I managed to write only one blog last week, instead of the usual two on Monday and Wednesday. I was busy implementing a landscaping project for my youngest daughter, for her birthday. I did this amidst unpacking and organizing from my recent move, which was not the move I had planned.
Eckhart Tolle tells us that we must “surrender to what is.” We can either (1) accept, (2) try to change, or (3) leave an unacceptable situation. I came to this windy, unawakened town of 3,600 people nearly five years ago. I needed a quiet place to finish writing Question Everything. Once I had accomplished that, I too, was finished with this inhospitable place; but each time that I tried to leave I was tossed back, like a ball attached to a paddle by a string.
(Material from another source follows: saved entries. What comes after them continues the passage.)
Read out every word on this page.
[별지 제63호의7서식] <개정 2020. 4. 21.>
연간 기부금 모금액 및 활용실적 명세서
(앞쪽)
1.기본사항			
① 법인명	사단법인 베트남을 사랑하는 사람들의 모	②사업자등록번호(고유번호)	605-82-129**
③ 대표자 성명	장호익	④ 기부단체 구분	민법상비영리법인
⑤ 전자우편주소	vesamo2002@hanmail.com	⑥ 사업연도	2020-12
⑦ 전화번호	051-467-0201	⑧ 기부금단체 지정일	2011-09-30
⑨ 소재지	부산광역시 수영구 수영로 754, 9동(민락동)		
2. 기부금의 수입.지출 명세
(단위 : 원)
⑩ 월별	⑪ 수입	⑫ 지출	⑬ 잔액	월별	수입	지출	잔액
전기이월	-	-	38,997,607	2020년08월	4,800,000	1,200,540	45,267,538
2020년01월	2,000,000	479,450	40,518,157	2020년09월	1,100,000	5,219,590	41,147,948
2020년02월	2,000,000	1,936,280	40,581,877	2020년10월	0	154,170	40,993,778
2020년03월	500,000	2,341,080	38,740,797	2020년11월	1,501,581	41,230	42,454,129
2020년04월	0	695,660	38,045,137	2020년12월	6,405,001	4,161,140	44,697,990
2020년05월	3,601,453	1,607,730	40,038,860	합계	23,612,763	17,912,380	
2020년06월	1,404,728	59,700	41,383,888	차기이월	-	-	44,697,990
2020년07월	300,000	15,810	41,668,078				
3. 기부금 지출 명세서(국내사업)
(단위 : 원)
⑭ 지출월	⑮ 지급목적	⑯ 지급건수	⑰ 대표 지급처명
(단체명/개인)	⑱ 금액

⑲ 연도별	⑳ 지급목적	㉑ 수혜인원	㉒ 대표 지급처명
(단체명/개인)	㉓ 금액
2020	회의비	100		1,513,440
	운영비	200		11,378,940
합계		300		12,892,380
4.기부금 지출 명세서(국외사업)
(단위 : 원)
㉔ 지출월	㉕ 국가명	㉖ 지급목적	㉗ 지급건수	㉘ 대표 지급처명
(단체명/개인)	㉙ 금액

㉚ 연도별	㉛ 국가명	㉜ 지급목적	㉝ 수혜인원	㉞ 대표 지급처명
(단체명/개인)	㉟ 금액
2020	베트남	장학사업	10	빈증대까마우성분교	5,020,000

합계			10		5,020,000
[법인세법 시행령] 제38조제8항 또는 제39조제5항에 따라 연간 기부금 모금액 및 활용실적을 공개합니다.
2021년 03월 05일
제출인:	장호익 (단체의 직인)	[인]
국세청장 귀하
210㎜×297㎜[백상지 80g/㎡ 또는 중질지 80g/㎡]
A few weeks ago I wrote that I had planned to return to the area of my childhood, in southwest Colorado. Only three days before my scheduled move; however, I received three phone calls – one from my youngest daughter who lives here, one from my son-in-law who lives with my oldest daughter in Cotopaxi, Colorado, and one from my girls’ father (my ex-husband) who lives in Denver. They each adamantly expressed to me that I should abandon the idea of moving back to Colorado, listing numerous reasons why I shouldn’t go there. This was apparently a sign from the Universe. This is where Tolle’s wisdom slapped me in the face. “Do not argue with what is.” “Surrender.” “Accept the unacceptable.”
Ironically, it seems that my prayers have been answered. I have prayed for months now, to be guided to where I could do the most good. I have been “putting my affairs in order” and drawn up a will. When you have passed seventy years of age, you must begin to abandon some of your dreams. At sixty years, you could still hold out for a few of them; but now, clearly it is too late.
My youngest daughter owns a large house here in Wheatland, but since her transfer to the Torrington PD she is seldom here. Her yard and her house are in dire need of TLC. Her three cats and her German Shepherd are often neglected. Without a doubt, she needs my help – and my skills.
This is not the life I had planned; nor is it the dream I had dreamed. It is what it is. I accept it. I surrender.